Coulbourn also recalls him often saying “When this epidemic is over, I’m going to work to get a hospital.”
In late October George was struck by the flu pandemic, however using his own brand of medicine, he was back up and about the house.
“The very first day he was able to be out of the house was a very vivid memory to me… In a matter of minutes, Haymond’s (neighbour) car coming from Drumheller drove by on the road with flags and horn blowing. Dad explained the War was
over and Armistice had been signed,” Coulbourn writes.
It was not long after Webber got down to business working to build a hospital in Drumheller.
This took many trips to Edmonton and work to persuade residents and provincial officials of the need for a hospital. A board was formed and he was elected as one of the members.
In September of 1917 proponents were able to persuade the government any hospital built in the area should be located in Drumheller, in close proximity to the mines. At a meeting on January 8, 1919, Webber was elected chairman and Harold Brown was appointed secretary-treasurer. The board recommended the land immediately east of K. Miller’s residence in Parkdale, owned by Mr. Gaudet Audy, be the site of the hospital. An architect was appointed and they sought approval for the design from the Provincial Department of Health. In February the local unions passed a resolution to support the hospital. In June 1919 they entered into the construction contracts, with the project coming to $62,077.
The construction was complete and the grand opening was held on July 15, 1920.
The hospital went through many changes over the years including the addition of various wings, renovations, and expansions.
In 1963, authority was given to renovate a wing built in 1956, however, the estimated cost exceeded the cost of new construction. In 1970 a new hospital was built on the site.

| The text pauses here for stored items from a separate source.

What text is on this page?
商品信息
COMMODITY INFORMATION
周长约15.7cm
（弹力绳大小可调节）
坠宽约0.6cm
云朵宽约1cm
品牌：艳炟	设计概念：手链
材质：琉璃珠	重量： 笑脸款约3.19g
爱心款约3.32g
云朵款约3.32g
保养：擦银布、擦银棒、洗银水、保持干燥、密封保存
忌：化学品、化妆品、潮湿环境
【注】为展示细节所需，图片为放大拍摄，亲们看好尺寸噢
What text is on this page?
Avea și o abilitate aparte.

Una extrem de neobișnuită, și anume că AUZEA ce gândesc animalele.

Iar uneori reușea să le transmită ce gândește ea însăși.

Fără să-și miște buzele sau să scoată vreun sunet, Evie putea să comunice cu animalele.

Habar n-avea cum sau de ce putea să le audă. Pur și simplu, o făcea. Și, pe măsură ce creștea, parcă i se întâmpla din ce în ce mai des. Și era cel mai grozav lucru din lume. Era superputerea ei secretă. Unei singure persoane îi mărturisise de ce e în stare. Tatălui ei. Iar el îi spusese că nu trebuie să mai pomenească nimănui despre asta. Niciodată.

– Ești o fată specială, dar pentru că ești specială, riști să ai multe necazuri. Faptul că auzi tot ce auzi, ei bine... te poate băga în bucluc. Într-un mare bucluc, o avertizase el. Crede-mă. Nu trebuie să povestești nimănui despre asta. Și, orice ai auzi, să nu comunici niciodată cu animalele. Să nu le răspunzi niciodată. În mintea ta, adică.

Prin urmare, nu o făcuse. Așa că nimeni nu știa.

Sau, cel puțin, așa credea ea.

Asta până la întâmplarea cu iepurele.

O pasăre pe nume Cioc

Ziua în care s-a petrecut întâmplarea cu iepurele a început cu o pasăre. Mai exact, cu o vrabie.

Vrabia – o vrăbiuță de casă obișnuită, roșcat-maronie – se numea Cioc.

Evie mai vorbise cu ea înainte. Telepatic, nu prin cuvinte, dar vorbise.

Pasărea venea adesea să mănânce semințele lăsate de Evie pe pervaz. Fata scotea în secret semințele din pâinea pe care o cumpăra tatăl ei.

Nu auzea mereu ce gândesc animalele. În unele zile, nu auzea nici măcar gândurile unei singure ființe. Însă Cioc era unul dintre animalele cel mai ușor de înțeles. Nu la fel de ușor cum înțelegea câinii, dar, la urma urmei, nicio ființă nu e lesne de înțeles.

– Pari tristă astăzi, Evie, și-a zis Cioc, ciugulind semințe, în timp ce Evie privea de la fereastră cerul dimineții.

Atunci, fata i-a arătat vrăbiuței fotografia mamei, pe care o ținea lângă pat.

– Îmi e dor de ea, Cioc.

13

This served as the primary health facility in the valley until 2002 when Drumheller Health Centre (DHC) relocated to the current site, and a bigger and more modern facility was built all on one floor. Along with this new location came new services including a CT scan, to complement other modern and needed diagnostic equipment.
“We can provide treatment to more complex patients than we have in the past as our expertise increases. At the same time, as part of Alberta Health Services’ Central Zone, our site is one in a strong system of healthcare facilities that benefit from the expertise and capabilities of others. In Drumheller’s case, the site’s proximity to Red Deer and Calgary allows health professionals and patients to benefit from clinical specialties available there,’ said site leader Nathan Banda.
The hospital also houses the Drumheller Community Cancer Centre, which allows residents to get many of the treatments they need close to home.
Support for the Drumheller Health Centre has been strong over the years.
“Our donor community, led by the Drumheller Area Health Foundation, has played a vital role in supporting healthcare services, especially in palliative care, labour and delivery, long-term care, and the operating room. We are also blessed to have a growing, collaborative relationship with the Town Of Drumheller. We are incredibly grateful for the support of our community,” he said.
“As we celebrate the centenary of the Drumheller Health Centre, we thank our physicians, staff, and volunteers for making this facility successful. Over the years, we have benefited from dedicated and expert teams who are committed to the site and their community. They are the heart of DHC.”
As for Adams, she graduated from nursing in 1965 and worked at the Drumheller hospital from 1967 to 1969, and continued her career later at the new Health Centre.
My mother was so proud of me for coming home to work in my Grandfather’s hospital. It was so important to her and said my grandpa would be so proud.”